Yeah, the general attitude of wild witch-hunts and instant zero-to-11 rage at the slightest mention of it. Doesn’t matter what you’re actually doing with AI, the moment the mob thinks they scent blood the avalanche is rolling.

This wasn't always the case. A lot of research on NLP uses scraped social media posts (2010's). People never had a problem with that (at least the outrage wasn't visible back then). The problem now is that our content is being used to create an AI product where there is zero consent taken from the end-user.

Source: My research colleagues used to work on NLP

[–] schizo@forum.uncomfortable.business 4 points 4 months ago (1 children)

For me, more specifically, the problem is they took my data and made a tool to sell it back to me without paying me for it.

I have no real issue with current ai stuff, other than you're effectively taking our stuff and want us to pay you for doing so.

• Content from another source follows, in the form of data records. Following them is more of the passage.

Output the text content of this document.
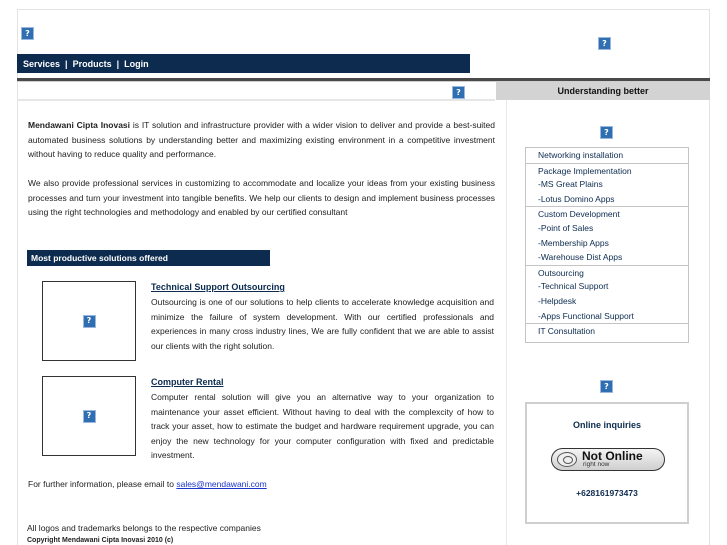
?
?
Services | Products | Login
Understanding better
?

Mendawani Cipta Inovasi is IT solution and infrastructure provider with a wider vision to deliver and provide a best-suited automated business solutions by understanding better and maximizing existing environment in a competitive investment without having to reduce quality and performance.

We also provide professional services in customizing to accommodate and localize your ideas from your existing business processes and turn your investment into tangible benefits. We help our clients to design and implement business processes using the right technologies and methodology and enabled by our certified consultant

Most productive solutions offered
?
Technical Support Outsourcing
Outsourcing is one of our solutions to help clients to accelerate knowledge acquisition and minimize the failure of system development. With our certified professionals and experiences in many cross industry lines, We are fully confident that we are able to assist our clients with the right solution.
?
Computer Rental
Computer rental solution will give you an alternative way to your organization to maintenance your asset efficient. Without having to deal with the complexcity of how to track your asset, how to estimate the budget and hardware requirement upgrade, you can enjoy the new technology for your computer configuration with fixed and predictable investment.
For further information, please email to sales@mendawani.com
?
Networking installation
Package Implementation
-MS Great Plains
-Lotus Domino Apps
Custom Development
-Point of Sales
-Membership Apps
-Warehouse Dist Apps
Outsourcing
-Technical Support
-Helpdesk
-Apps Functional Support
IT Consultation
?
Online inquiries
Not Online
right now
+628161973473
All logos and trademarks belongs to the respective companies
Copyright Mendawani Cipta Inovasi 2010 (c)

If they weren't freeloading on everyone, I suspect you'd have a lot less angry people.

[–] lambalicious@lemmy.sdf.org 1 points 4 months ago

This. If Maven offered me a stipend for life to have my content used (because they're not going to remove it in 3 or 6 months, right? once ingested it's there forever), then I would be far more open to at least discussing their terms.

[–] jackalope@lemmy.ml 1 points 4 months ago

Consent isn't legally required if it's fair use. Whether it's fair use remains to be ruled on by the courts.

[–] Etterra@lemmy.world 6 points 4 months ago

It's not surprised. He's acting surprised because he got caught. It's pretty standard for these jerkass tech bros. "Move fast break things" is code "break laws be unethical" - as I think we've all seen if you do it often and fast enough you can keep way ahead of any kind of accountability because everybody else is trying to play catch up well the last thing has already filtered out of the news cycle.

[–] deafboy@lemmy.world -4 points 4 months ago (2 children)

I'm surprised as well. We put our posts up for anyone to replicate and republish, yet we still get mad when somebody replicates and republishes it. It does not make sense. Activitypub is an open network with zero privacy expectations.

[–] Ashe@lemmy.blahaj.zone 6 points 4 months ago

And yet we don't want our posts to be fed into AI slop, nor do we want independent hosts to pay for the massive amount of traffic generated by a massive corporate entity to trying to consume data en masse.